The AMA says BPA is an endocrine-disrupting agent and wants products with the potential to increase human exposure to the chemical to be clearly identified. Studies have shown that BPA may be linked to male sexual dysfunction, cardiovascular disease, diabetes and liver abnormalities.
BPA is used to soften plastics in baby bottles, cups and plastic packaging. In 2008, the FDA said there was evidence to connect commonly used levels of BPA to some health issues, but its conclusions were questioned by an advisory panel.

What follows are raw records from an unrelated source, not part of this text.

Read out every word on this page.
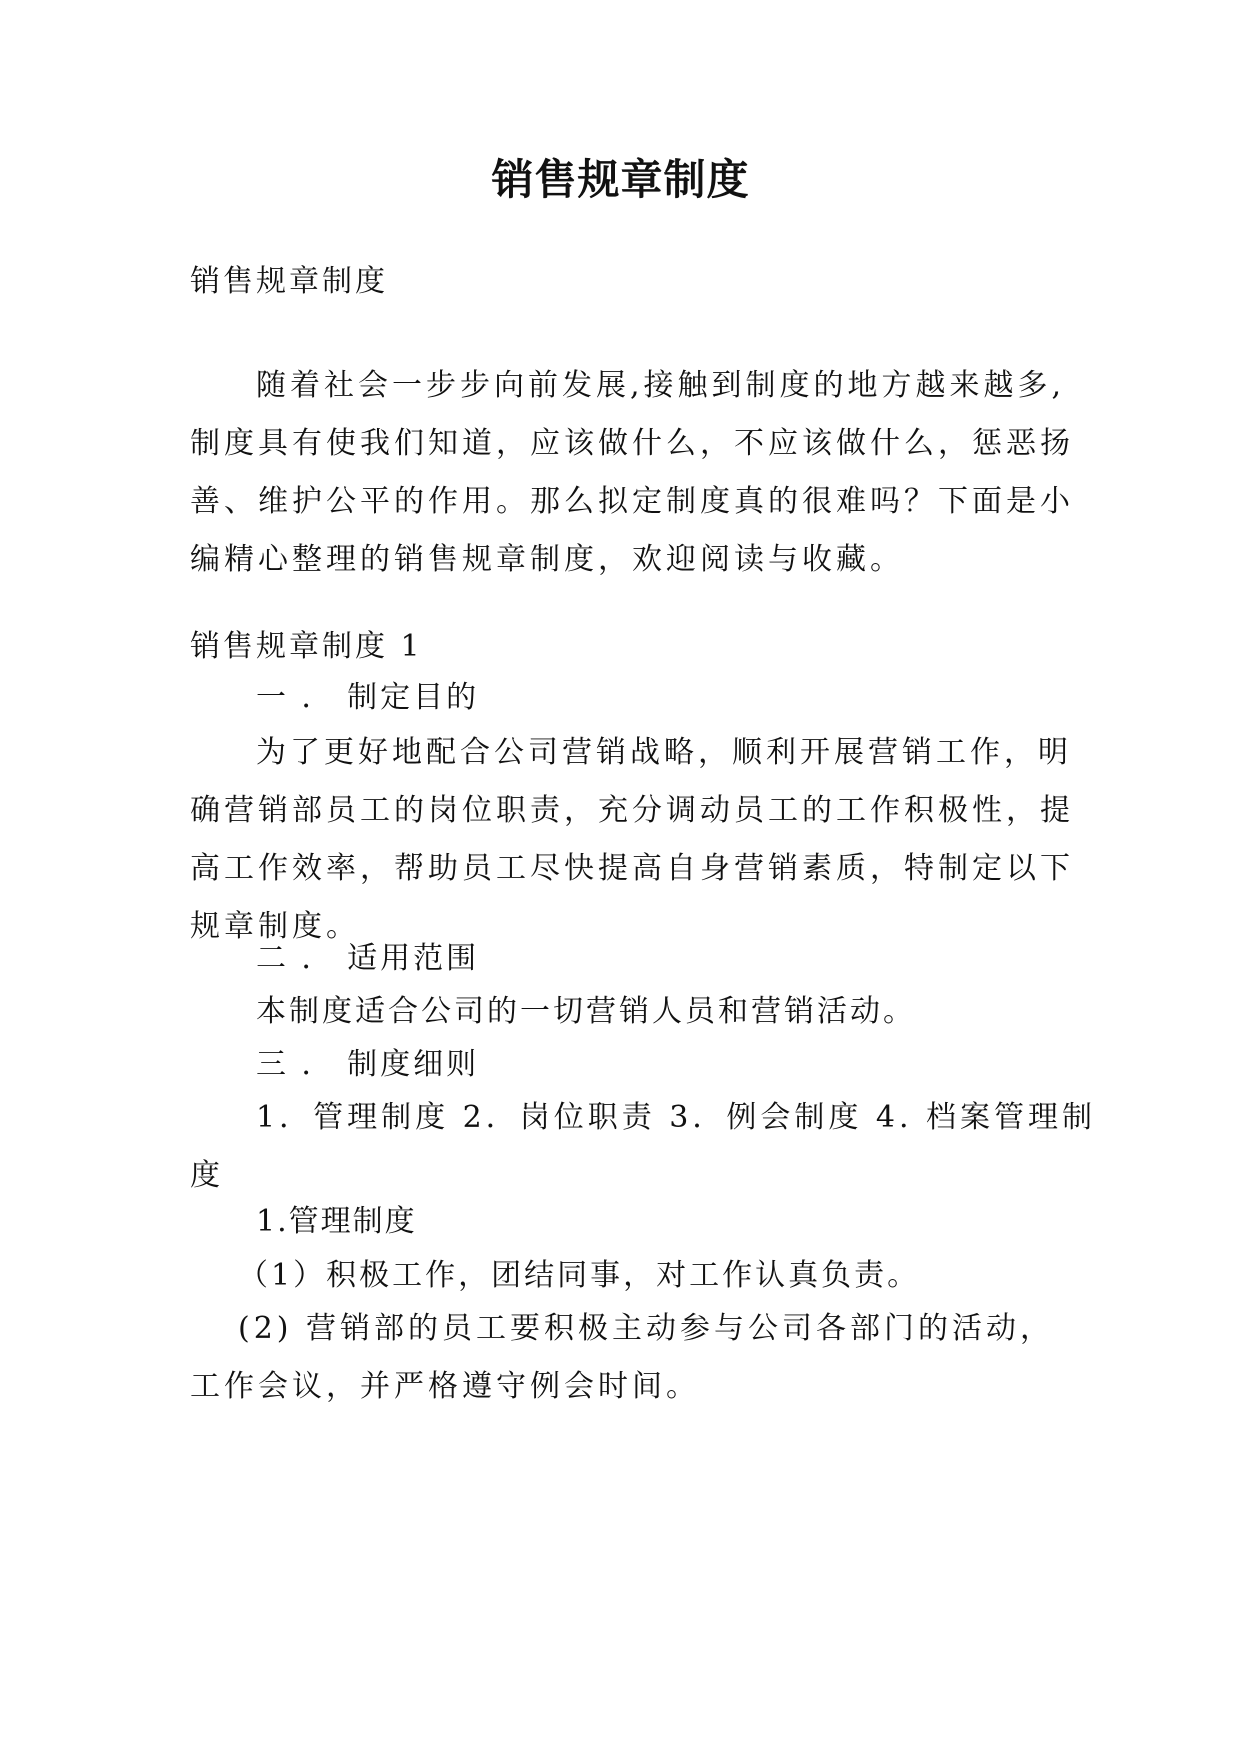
销售规章制度
销售规章制度
随着社会一步步向前发展,接触到制度的地方越来越多,
制度具有使我们知道，应该做什么，不应该做什么，惩恶扬
善、维护公平的作用。那么拟定制度真的很难吗？下面是小
编精心整理的销售规章制度，欢迎阅读与收藏。
销售规章制度 1
一 ． 制定目的
为了更好地配合公司营销战略，顺利开展营销工作，明
确营销部员工的岗位职责，充分调动员工的工作积极性，提
高工作效率，帮助员工尽快提高自身营销素质，特制定以下
规章制度。
二 ． 适用范围
本制度适合公司的一切营销人员和营销活动。
三 ． 制度细则
1．管理制度 2．岗位职责 3．例会制度 4. 档案管理制
度
1.管理制度
（1）积极工作，团结同事，对工作认真负责。
(2) 营销部的员工要积极主动参与公司各部门的活动，
工作会议，并严格遵守例会时间。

Competitive eating, in which contestants speedily ingest the most food possible within a certain time limit, is a practice the AMA finds deleterious to gastrointestinal health (and thinking people everywhere find disgusting and offensive in a world where millions starve every day.) The AMA’s Young Physicians section noted that speed eaters are in danger of vomiting, reflux, choking, stomach rupture, diabetes and tooth enamel erosion.
Calling for more research, the AMA determined that there aren’t enough data on potential health risks of the new full-body scanners used at some airports. Radiation experts and medical physicists agree that the full-body backscatter scanners that create an anatomically accurate image produce minuscule levels of radiation that pose no real health risks. But questions remain: What effects will the low-dose X-rays have on skin and what would happen if a machine’s “on” mechanism jammed and delivered a dose of radiation that is exponentially higher than intended?